Tuesday, March 29, 2011


I made this yesterday to go with dinner, then had it for lunch today. Whenever I am out to lunch and order a sandwich, I always choose coleslaw as my side dish. Over the years I have had some great ones, good ones and "get off my plate" ones.

It really is all a matter of taste. Some of us like our slaw with more mayonnaise, some with a more vinegary bite. I like to somehow find the right balance between the two. This recipe knocked it out of the park for both me and my husband. I shredded my own cabbage and carrots which proved tedious, so if you just want to get the slaw in a bag, I used about 5-6 cups for this recipe. Always season to your taste.
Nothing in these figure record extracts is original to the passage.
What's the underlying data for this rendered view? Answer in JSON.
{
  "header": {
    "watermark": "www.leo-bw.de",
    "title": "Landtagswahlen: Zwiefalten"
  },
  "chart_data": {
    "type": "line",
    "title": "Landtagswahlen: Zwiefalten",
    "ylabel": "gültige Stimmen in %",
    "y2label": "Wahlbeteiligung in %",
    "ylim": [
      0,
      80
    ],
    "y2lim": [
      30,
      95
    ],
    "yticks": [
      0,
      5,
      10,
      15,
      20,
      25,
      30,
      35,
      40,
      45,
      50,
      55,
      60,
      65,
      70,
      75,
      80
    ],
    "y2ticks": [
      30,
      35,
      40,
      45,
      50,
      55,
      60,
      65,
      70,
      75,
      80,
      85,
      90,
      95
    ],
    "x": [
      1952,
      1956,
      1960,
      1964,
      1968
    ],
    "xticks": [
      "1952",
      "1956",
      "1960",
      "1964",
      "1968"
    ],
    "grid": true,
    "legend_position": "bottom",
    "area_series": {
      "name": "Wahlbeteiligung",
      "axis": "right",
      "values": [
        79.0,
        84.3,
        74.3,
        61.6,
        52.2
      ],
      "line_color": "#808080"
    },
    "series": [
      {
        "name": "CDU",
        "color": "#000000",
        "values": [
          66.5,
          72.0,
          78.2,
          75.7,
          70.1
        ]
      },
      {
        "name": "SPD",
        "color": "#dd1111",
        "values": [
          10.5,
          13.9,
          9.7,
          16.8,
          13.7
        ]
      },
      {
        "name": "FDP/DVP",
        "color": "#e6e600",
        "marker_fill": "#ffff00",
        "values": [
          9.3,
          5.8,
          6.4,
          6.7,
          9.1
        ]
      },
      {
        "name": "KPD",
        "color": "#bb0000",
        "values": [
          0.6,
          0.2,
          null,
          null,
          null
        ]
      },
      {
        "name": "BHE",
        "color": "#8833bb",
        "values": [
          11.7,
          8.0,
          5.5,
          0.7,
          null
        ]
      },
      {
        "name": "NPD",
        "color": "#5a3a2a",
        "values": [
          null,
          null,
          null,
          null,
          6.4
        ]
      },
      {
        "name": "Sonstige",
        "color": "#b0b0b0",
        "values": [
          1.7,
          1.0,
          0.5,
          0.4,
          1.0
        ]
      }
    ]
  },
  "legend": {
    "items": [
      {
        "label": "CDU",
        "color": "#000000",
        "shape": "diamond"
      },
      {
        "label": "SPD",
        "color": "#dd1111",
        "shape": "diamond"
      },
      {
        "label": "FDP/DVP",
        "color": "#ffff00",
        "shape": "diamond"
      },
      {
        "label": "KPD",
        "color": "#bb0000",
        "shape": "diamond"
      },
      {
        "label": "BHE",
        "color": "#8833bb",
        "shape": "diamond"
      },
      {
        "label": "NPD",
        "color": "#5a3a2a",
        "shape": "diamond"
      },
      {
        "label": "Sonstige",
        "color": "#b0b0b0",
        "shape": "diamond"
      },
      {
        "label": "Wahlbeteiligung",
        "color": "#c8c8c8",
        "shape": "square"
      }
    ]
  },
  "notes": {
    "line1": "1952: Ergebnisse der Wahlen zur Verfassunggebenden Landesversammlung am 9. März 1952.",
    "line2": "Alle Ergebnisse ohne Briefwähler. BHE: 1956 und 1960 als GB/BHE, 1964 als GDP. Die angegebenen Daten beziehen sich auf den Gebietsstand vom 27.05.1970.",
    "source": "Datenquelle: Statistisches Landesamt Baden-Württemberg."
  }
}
1 head green cabbage, shredded

1 head red cabbage, shredded

3 carrots, shredded

1 tsp minced shallot

1 cup mayonnaise

3 tbl white vinegar

2 tbl canola oil

2-1/2 tbl sugar

1/2 tsp celery salt

2 tsp salt

2 tsp pepper

Mix cabbage, carrots and shallot in a big bowl. In another bowl whisk remaining ingredients. Taste the dressing. You may want more salt, pepper, mayo or vinegar to your taste. When you have the right flavor for you, pour the dressing over the vegetables. Mix thoroughly and serve immediately. Store leftovers in an airtight container in your refrigerator.